I have an application where a small daughter board is elevated and needs very minimal support. The supports for the board need to be very thin, as stiff as possible, electrically conductive and solderable. The current is very minimal - say 50 mA tops, so thin wire could be a possibility.
Some different things come to mind.
Beryllium copper comes to mind but I'm that anxious to be manufacturing with toxic materials, plus probably expensive.
Piano wire might be a possibility but would probably require an acid flux. It's a possibility but would require careful cleaning after solder.
Stainless wire - which might be the leading candidate before doing any research. I was wondering about maybe getting steel or stainless wire plated for solderability.
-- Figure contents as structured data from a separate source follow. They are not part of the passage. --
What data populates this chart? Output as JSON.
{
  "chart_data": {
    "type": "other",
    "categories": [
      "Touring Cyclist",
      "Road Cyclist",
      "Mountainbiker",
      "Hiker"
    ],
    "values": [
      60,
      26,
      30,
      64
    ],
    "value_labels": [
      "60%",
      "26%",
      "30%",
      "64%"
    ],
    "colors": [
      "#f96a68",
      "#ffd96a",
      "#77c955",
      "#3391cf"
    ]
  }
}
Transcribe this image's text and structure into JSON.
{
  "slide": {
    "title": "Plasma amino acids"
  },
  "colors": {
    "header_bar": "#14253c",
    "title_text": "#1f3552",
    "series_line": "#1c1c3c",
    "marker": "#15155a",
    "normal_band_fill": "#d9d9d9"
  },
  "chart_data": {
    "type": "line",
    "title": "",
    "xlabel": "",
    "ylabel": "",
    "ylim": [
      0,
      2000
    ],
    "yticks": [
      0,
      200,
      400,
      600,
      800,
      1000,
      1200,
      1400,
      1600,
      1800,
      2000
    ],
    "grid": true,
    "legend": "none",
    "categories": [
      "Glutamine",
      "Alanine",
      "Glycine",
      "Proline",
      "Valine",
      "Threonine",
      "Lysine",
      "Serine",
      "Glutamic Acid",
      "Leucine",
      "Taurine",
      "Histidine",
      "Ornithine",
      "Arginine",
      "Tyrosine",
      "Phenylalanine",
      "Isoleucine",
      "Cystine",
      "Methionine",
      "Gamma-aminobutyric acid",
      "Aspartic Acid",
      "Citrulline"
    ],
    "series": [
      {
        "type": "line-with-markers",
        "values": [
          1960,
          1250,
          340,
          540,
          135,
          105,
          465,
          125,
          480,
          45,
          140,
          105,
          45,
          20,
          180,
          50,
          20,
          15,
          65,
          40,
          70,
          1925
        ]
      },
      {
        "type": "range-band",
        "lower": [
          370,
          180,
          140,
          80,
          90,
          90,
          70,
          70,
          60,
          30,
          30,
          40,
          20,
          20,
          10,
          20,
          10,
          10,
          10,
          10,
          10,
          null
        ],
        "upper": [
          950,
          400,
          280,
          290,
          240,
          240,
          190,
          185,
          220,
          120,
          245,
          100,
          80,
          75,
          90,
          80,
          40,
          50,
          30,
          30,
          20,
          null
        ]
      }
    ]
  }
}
Anyone done anything similar or got any starting points on the problem?
Editing this question to answer some questions. Sorry if there's a better protocol here. Please clue me in if there's a better way.
Thank you so much for all the answers! Really good suggestions!
Why do the supports "need to be very thin"? – Spehro Pefhany
Airflow is an issue. I want minimum turbulence / interference.
How long will each wire be, and how much resistance is acceptable? > What is the maximum acceptable thickness? "...as stiff as possible" > Bruce Abbott
It's part of an assembly / sandwich so mechanical issues come into play.
My "very thin" might be a foot across, or 1𝜇m, depending on my > background. What's "very thin" to you? Are you looking for existing > wires, or could you make something up? I'm thinking pre-tinned or > > copper-plated music wire should work nicely. – TimWescott
Sorry you're entirely correct. I'm guessing in the .015" to .022" range. .35mm - .55mm thickness. 45-75 mm long
Wire wrap pins. – user_1818839
Might work - not sure they're long enough. Sharp edges not a plus.
I think I'm looking for something that is "spring hard". Tin plating might be an option - thanks to whomever suggested that. Tin plus gold would be fabulous. Just a small project now. It's possible I'd get something plated down the line if the product is successful.
Pure and/or plated nickel electric guitar strings are readily available in gauges down to 0.008". Stop by any music shop. Usually you can buy individual strings, but you may need to lay down for a whole pack. Less than $10. I believe nickel is generally not as solderable as copper or gold, but way more so than stainless. If you can handle slightly thicker wire you can use bronze acoustic guitar strings (maybe around 0.020" because it's bronze wire wrapped on a steel core.) Not as thin or stiff as nickel, but for sure very solderable. (Bronze = copper and tin, basically.) Kyle B
Resistance might be an issue. Also not stiff enough I think.
Steel sewing pins - much stiffer than copper wires. – brhans
It's a thought - worth a quick google. I've seen needles, but not pins, gold plated.
Piano wire is a common name for a hardened steel wire. – Kartman
I'm aware. It also comes hardened. Plated would be ideal. Anyone have a source?
What's wrong with just really longer square header pins? – DKNguyen
I might end up there. Square edges not ideal. They are .025" in my memory.
Dress-making pins are about 30 mm long, thinner than header pins, stiff as they're steel, and most types I've met are easily solderable. Don't cut them with nice new cutters though as they will damage the blades, use the cutters you damaged last year. – Neil_UK
Worth an investigation Neil. Resistance might be an issue. Gold plated?
These pins are looking good. Thicker than I wanted but ticks a lot of the boxes.
Do the wires all have to be parallel to each other? Hopefully not, because if you can have them at angles to each other, you can probably come up with a design where each wire only has to resist tension and compression. If they all have to be parallel, then they'll have to resist shear, too. Is there enough airflow to produce significant forces? – Tanner Swett
Fastened to architecture - not such high wind speeds. I did think about not making them parallel so the module does not slew or vibrate. Lots of stuff to think about in this engineering business.